Bacon Risotto – great dish for Games Night.
- 2 tabs cooking oil
- 2 onions chopped
- Garlic chopped (to your taste)
- 500gm Bacon chopped in cubes
- 3 x Chicken Stock Cubes
- 1 1/2 cups Arbio Rice
- 125 gm Butter
- Water = Rice to Liquid 1-3 for every 1 cup of rice use 3 cups of water
- In large saucepan place about 2 tabs of cooling oil, fry ONIONS and GARLIC, until onion is soft and garlic is to your personal taste.
- Add chopped BACON, cook until the bacon is just brown.
- Boil jug of water and add to CHICKEN STOCK CUBES, this must be kept warm.
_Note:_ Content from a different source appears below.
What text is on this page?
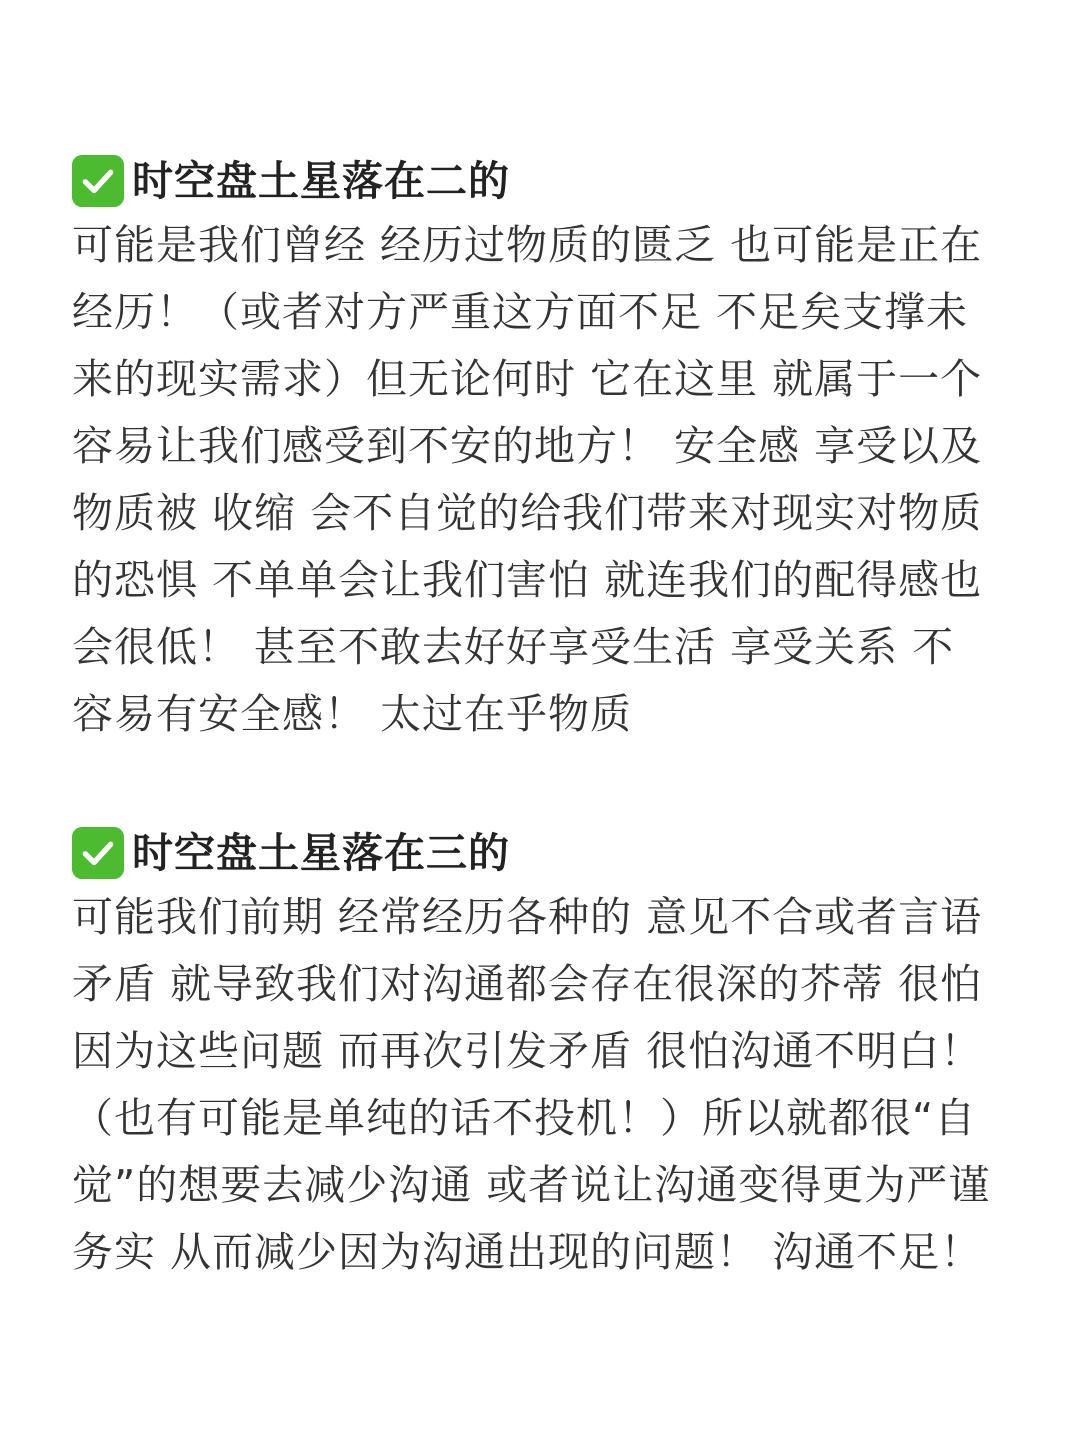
时空盘土星落在二的

可能是我们曾经 经历过物质的匮乏 也可能是正在经历！（或者对方严重这方面不足 不足矣支撑未来的现实需求）但无论何时 它在这里 就属于一个 容易让我们感受到不安的地方！ 安全感 享受以及物质被 收缩 会不自觉的给我们带来对现实对物质的恐惧 不单单会让我们害怕 就连我们的配得感也会很低！ 甚至不敢去好好享受生活 享受关系 不容易有安全感！ 太过在乎物质

时空盘土星落在三的

可能我们前期 经常经历各种的 意见不合或者言语矛盾 就导致我们对沟通都会存在很深的芥蒂 很怕因为这些问题 而再次引发矛盾 很怕沟通不明白！（也有可能是单纯的话不投机！）所以就都很“自觉”的想要去减少沟通 或者说让沟通变得更为严谨 务实 从而减少因为沟通出现的问题！ 沟通不足！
- Once bacon is as desired, add 1 1/2 cups of ARBORIO RICE
- Add approx 125gm BUTTER and allow rice to absorb
- Once absorbed, commence adding the stock mix. DO THIS VERY SLOWLY. (The slower this is done, the better the outcome will be)
- Do not add more stock until the previous addition has been absorbed. The key to a great risotto is PATIENCE !
- I add about a cup at a time.
- When I have about 2-3 cups remaining, I add these and cut off the heat and cover the rice with a lid. Allow to sit and absorb the final amount.
Note: for a 1 1/2 cup of rice recipe, I use 3 Massel Stock cubes. Otherwise it may get a little bit salty.